Catalogue 2 is coming on Friday. It’s time: the van is looking crazy, you guys. Of note: there is a 20% premium but annual paid subscribers to the Arcades eat free (no premium).
Late edition of the Arcades this week. I just got home from the previews for the big sales at Christie’s and Phillips (Sotheby’s was last week, missed it, don’t care). Mama mia. It’s a very particular experience: you are essentially walking through a museum with price tags on all the pieces, low-end estimate 16K for an Ana Mendieta suite, 7 million for the El Greco. It’s populated by Europeans who are distinguishable based on the fact that their clothes actually fit. Ivanka Trump’s art adviser was wearing a new suit and forgot to cut the tacking stitch at the rear vent: I was weirdly touched that he, like, went out and got a special suit for his *big day* and was so excited he didn’t even notice. Thanks for that ID to friend-of-the-stack Jed, whose gay, gay bag by SC103 scandalized the evening sale crowd.
I had a few takeaways. First, and we know this, there is effectively no correlation between the quality of a work and its price. That Ana Mendieta suite is beautiful, and thoughtful, and expansive of the canon in a way that is not sweaty-browed curators in 2020 figuring out what they can throw up on a wall to avoid the guillotine. Cheapest work I saw. Second, the vibe felt energized in a way that makes me think the Trump bump in equities will boost sales (we’ll see tonight…). So like, yeah, froth in the deep end of the asset pool.
Anyway, in the aftermath of last week’s Norma Rae monologue, I am electing to make this week’s condensed above-the-fold a list of recommendations. Should I start a podcast? Clap if you think I should start a podcast!
The seating in the Balenciaga store in Soho. Friend-of-the-stack Andrea designed it (and the whole store) and it’s really good. The store design was really impressive (it’s like, fake industrial grit, and fake sedimented history, which is true to the Demna spirit). (OK, breaking the recommendation thing, but the Jacquemus store is a counterpoint. Like an Alex Mill store, but with big tacky branded bags next to a bronze from the personal collection of the owner. It has no precisely 0 creative gambit).

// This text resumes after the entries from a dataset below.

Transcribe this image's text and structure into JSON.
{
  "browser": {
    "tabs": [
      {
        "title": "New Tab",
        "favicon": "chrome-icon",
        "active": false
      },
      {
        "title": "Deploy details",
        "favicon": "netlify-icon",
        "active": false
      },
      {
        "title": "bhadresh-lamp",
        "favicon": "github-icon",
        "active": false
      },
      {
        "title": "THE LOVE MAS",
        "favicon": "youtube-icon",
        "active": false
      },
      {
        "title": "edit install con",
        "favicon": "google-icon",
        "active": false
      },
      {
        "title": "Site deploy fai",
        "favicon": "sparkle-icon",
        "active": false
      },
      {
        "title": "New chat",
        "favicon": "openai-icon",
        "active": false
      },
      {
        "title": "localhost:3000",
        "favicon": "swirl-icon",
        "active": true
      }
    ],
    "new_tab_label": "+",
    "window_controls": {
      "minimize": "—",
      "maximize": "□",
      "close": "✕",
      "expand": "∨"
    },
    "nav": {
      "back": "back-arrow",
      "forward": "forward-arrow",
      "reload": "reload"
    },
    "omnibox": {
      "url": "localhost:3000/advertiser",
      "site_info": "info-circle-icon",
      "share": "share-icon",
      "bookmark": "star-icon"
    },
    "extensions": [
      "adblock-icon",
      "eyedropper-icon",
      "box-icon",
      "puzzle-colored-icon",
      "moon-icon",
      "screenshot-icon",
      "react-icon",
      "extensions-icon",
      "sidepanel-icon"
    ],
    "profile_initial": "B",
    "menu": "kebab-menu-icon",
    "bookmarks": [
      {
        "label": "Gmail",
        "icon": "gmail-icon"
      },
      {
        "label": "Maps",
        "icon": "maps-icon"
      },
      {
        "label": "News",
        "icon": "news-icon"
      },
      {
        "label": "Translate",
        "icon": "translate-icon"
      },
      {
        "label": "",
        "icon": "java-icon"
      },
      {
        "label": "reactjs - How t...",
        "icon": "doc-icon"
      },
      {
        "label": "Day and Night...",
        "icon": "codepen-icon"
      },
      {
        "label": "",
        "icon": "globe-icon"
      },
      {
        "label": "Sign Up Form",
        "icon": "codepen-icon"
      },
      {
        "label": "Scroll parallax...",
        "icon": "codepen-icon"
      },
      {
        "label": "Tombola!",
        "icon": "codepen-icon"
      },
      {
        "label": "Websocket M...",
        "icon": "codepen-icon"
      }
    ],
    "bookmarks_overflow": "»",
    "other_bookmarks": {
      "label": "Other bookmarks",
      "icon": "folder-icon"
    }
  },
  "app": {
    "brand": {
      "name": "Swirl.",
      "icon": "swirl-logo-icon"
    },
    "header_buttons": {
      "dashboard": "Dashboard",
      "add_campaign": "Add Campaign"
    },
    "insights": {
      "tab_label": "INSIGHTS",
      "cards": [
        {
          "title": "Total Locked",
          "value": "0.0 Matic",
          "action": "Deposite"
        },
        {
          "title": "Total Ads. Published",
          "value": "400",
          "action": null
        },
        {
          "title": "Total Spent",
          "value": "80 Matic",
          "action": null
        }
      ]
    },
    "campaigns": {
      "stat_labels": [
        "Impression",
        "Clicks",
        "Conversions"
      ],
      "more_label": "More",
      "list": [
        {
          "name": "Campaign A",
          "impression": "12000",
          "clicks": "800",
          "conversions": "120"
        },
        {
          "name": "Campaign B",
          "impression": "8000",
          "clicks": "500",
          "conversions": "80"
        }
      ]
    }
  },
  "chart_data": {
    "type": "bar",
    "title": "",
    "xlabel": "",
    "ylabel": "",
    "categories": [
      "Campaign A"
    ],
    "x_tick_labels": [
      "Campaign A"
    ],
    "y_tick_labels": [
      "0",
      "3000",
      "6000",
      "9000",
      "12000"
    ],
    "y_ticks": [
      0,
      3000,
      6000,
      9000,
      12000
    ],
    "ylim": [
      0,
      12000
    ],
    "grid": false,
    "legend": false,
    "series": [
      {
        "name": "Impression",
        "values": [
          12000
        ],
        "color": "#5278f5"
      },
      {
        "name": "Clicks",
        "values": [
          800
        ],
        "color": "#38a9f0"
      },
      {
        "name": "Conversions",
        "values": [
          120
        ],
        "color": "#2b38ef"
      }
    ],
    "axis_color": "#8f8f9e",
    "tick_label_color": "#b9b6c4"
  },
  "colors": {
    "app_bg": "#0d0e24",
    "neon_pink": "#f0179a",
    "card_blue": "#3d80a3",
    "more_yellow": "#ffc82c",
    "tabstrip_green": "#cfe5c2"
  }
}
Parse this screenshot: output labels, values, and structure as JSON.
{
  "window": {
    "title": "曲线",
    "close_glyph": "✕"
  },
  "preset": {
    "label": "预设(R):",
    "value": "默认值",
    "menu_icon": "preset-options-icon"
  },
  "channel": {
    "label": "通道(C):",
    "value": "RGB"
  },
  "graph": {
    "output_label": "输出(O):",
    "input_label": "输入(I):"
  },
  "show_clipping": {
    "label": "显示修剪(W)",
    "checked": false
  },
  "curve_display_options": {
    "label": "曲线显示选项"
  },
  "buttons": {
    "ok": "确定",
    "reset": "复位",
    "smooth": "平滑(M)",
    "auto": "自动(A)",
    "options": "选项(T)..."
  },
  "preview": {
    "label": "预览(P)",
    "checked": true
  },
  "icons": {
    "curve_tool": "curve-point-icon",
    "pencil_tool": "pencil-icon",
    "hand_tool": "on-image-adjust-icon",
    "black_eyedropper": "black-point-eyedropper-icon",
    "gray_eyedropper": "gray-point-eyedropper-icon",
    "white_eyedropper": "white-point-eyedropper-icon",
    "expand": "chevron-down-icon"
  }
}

The Baer Faxt panel discussion at Freeman-Hindman. Genuinely fascinating. Freeman and Hindman are regional players who merged to form a new auction house (that does a nice job). Obviously competing with Wright, Toomey, LAMA, Rago. The panel is disconcertingly forthright about how the sausage gets made. If you are curious, watch it. And I like Josh Baer and his Baer Faxt podcast for artworld news.
My Brilliant Friend, Season 4. Phenomenal season of TV. Fashion friends: cast Alba Rohrwacher NOW. We’re gonna end up having to see her dead-eyed and clomping around in women’s LV or Dior or Bottega or some crap soon, please let’s have some fun first.
Thomas Schütte at MoMA. Great show.
For my precious new subscribers: Landed cost (the final cost you pay) = the hammer price (the highest bid) + the premium (a set percentage added to the hammer price that the auction house takes) + shipping (you’re always on the hook for this) + sales tax
Also, now worth repeating: I don’t get a commission on any of these sales/am not involved in any way with these auctions.
To the listings!
The smiley face is hard for me, but it’s compositionally important. Atkins (b.1977) seems to have disappeared. He made some fun, hyperaware paintings of painter settings in the 2000s (was at Taxter & Spengemann Gallery). There’s young guy bravura that I like. This has been deaccessioned by a museum which is sad and a mistake—it’s time to reevaluate what happened in the early 2000s.
Gaaayyyy [complimentary]
This is fun. Apparently from an edition of 5000 that was produced in 1974. Can you imagine anyone producing an edition of 5000 now? Kaws stops at 250 (I googled). Anyway, Erik Satie helped produce the original which was apparently stolen.
This is from Newel’s premier auction. There’s now Newel prop house and Newel furniture/decor store—they used to be one entity and then split. I don’t know who’s running the auction but there’s a lot of good stuff. Cool granny.
This kind of feels like one of the “embrace tradition, reject modernity” memes showing the degradation of the west from the bamboo stool at Newel to these, but I like these! Fiberglass, Artemide production, designed by Stacy Dukes (who is a man—random) (American, 1934-2019).
This is hunting lodge themed which is corny and trad but I like it anyway. The dog has good energy.
I see these chairs semi-frequently but the bistro table is new to me. The chairs were used on Star Trek Voyager. Also, apparently in 2021 a set of 10 went for 43,750 GBP while the estimate was 2-3K. So like . . . add to cart?
Gyoooorgeous
Architectural design of a temple as a floor screen (48” high so it’s pretty big).
No one will bid. And that’s fine. Because the Arcades is a celebration of looking. But I see all of your dookie ikea shelves and I know you know better . . .
May the hammer fall ever in your favor!